I've mentioned here — and will shortly post a weekly column — about behind-the-scences maneuvering to impose an earlier closing hour in Little Rock on private clubs.

A handful of clubs with old state permits open until 5 a.m. City Director Joan Adcock is pushing hard for a 2 a.m. closing. I've reported earlier — and heard further details yesterday — about a competing proposal to roll the hours back to 2 a.m., with a couple of nights with 3 a.m. closing. Nothing is on file. City Director Brad Cazort, who's done some late-night visit to Midtown Billiards, Discovery and other successful late-night venues, is leading this effort.

My original tip on this developing ordinance was that the issue would first appear in August. Nothing is on file yet, but Aug. 12 still is mentioned as the date the idea could first surface officially.

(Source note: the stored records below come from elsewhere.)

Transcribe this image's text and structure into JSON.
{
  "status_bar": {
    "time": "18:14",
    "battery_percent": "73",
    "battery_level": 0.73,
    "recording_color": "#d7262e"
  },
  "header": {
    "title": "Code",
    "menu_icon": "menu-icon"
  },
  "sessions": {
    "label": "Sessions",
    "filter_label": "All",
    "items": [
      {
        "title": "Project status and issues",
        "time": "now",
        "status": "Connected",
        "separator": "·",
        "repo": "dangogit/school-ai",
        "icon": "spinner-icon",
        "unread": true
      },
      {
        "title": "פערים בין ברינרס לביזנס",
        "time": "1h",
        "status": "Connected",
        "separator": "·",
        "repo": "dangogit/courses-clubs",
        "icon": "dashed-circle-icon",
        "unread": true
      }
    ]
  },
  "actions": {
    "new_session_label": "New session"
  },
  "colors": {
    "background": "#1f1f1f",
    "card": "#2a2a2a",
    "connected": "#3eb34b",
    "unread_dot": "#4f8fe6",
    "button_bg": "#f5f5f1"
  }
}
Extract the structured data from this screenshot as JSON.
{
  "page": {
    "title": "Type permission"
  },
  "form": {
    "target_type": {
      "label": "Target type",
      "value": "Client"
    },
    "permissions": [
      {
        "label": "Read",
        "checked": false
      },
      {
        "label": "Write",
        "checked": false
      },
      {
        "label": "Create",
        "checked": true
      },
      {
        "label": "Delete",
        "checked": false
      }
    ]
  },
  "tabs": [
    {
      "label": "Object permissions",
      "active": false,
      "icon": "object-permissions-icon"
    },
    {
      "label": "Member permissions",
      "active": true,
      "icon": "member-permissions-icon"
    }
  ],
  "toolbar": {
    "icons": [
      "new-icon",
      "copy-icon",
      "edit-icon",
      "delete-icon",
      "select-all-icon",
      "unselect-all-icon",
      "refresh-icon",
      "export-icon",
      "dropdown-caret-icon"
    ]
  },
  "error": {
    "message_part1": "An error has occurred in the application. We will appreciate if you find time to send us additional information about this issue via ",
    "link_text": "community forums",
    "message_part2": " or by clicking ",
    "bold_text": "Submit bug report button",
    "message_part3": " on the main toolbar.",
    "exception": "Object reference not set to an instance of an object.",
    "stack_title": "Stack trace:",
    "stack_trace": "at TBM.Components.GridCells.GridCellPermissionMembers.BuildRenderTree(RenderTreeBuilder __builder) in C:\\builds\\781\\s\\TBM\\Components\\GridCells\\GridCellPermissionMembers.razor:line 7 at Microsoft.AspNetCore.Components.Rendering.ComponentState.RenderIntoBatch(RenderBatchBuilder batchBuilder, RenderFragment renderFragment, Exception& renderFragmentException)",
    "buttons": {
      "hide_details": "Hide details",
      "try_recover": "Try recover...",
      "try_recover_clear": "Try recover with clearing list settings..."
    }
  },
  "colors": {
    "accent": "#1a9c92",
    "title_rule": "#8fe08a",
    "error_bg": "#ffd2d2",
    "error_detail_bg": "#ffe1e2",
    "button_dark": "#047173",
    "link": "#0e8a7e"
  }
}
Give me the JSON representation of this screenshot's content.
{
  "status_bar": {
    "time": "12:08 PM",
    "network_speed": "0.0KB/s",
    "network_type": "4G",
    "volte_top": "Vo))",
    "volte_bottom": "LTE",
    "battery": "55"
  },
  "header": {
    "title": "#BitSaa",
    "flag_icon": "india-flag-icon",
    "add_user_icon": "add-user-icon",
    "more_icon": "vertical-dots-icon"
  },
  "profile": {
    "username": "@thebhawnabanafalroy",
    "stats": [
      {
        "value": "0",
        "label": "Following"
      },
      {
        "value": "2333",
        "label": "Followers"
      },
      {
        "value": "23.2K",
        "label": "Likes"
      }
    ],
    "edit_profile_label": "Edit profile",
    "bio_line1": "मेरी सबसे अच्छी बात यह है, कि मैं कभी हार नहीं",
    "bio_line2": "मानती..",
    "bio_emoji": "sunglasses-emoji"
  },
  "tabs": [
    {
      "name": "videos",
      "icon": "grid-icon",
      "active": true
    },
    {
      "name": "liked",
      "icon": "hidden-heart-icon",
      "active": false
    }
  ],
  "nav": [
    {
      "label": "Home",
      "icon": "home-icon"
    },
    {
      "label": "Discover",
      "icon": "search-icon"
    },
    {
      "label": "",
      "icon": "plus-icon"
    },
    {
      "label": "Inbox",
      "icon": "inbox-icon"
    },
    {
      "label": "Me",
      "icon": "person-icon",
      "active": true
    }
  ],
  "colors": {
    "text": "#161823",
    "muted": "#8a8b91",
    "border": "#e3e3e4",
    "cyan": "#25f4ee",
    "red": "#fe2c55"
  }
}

I've written before that my own experience says that nothing good comes of staying out until 5 a.m. drinking.

But not everyone works 9 to 5. Most big cities have after-hours options. An earlier closing will cost jobs, maybe put some clubs out of business.

The excuse is pressure on police.

There are lots of ways to reduce pressure on police. You could ban the sale of alcohol along Clinton Avenue in the River Market District. You could prevent schools such as eStem from locating in the heart of the downtown grid, where a huge corps of cops and safety officers is required during every afternoon rush hour to assure traffic flow and safety of school children. You could refuse Razorback games in Little Rock.

I jest. But you get the idea. All types of things create demands on public services, worthwhile though the activities might be. I think we need to think long and hard about whether the initiative to curb private businesses arises more from disapproval of the activity they offer than from a simple concern about expenditure of resources.